Last modified: July 02, 2009 18:30h
The FTSE 100 index ended down 106.44 points at 4,234.27 after closing 2.2 percent higher on Wednesday, the first day of the new quarter.
Data showed the world's biggest economy lost 467,000 jobs in June, 100,000 more than expected by economists and breaking a four-month trend of slowing U.S. job losses.
"This proves that we may not be at the bottom yet. The world's biggest economy, as we know them, is going to be dragged down," said Philip Gillette, a sales trader at IG Index.
The energy sector, which gained in the previous session on higher oil prices, took the most points off the index as crude fell more than $2 to trade below $67 a barrel.
BP, Royal Dutch Shell, BG Group and Tullow Oil fell 1.9-3.3 percent.
"Sentiment has changed over the last two or three weeks, from being very bullish to people realising the fundamentals are not that rosy," said Gillette.
Lower metal prices helped push miners down, shedding some of the recent gains. Randgold Resources, Eurasian Natural Resources , Anglo American, Lonmin and BHP Billiton fell 3.1-4.7 percent.
Rio Tinto fell 5.7 percent. It completed the British leg of its $15.2 billion rights offer, putting the world's top iron ore miner back into growth mode after slashing its debt.
UNEMPLOYMENT RISES
British data showed a decline in activity in the construction sector accelerated in June, and lenders said they did not expect much of a pick-up in demand in the third quarter.
Data showing the jobless rate in the 16-nation euro zone rose to 9.5 percent in May, the highest since 1999, also weighed on the FTSE.

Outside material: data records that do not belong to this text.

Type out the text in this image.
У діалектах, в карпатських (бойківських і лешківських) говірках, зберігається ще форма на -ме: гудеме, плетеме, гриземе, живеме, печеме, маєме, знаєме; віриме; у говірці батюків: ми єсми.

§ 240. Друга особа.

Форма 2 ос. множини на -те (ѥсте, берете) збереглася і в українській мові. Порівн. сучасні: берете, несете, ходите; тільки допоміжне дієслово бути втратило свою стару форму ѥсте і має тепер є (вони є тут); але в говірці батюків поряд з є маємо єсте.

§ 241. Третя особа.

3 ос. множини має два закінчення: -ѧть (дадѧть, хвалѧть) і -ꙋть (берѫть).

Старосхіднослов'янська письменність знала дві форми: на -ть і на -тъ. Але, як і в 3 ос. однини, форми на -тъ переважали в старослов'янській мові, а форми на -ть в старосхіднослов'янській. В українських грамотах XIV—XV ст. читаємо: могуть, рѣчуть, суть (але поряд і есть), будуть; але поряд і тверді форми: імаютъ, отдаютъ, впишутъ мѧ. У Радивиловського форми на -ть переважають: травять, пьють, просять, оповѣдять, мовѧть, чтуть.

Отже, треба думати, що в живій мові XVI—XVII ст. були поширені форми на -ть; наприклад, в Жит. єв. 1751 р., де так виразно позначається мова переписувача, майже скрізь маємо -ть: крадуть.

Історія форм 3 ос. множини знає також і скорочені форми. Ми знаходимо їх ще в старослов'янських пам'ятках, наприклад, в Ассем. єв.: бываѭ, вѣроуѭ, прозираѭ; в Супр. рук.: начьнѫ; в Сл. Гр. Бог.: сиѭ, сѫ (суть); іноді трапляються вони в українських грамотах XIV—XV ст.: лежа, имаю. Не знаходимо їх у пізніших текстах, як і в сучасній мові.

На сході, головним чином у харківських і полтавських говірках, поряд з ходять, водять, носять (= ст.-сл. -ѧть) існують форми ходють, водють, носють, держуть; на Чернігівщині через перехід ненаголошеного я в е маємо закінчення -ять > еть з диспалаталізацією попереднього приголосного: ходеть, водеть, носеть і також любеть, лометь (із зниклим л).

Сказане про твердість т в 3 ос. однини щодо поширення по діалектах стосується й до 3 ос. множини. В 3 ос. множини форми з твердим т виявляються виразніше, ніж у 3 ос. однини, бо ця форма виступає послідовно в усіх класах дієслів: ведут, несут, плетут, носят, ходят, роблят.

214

"I certainly think unemployment will continue to rise over the next few months and maybe into next year, and this will bring its own negative impact on aggregate demand," said Jeremy Batstone-Carr, analyst at Charles Stanley.
The fall in equity prices was broad-based, with defensive drugmakers and banks also among those into negative territory.
AstraZeneca, GlaxoSmithKline and Shire fell 2.4-2.8 percent.
Heavyweight HSBC was 1.8 percent lower, while Lloyds Banking Group, Royal Bank of Scotland and Standard Chartered fell 2.1-3.4 percent.
WPP Group slipped 7 percent, the biggest loser on the index, as Citigroup downgraded the advertising group's rating to "sell" from "neutral" with a reduced target price of 340 pence, down from 440 pence.
With most stocks down on the day, the world's biggest spirits group Diageo topped the risers chart, up 0.9 percent, as traders continued to view its decision, announced on Wednesday, to close two Scottish plants as a good move in the current downturn.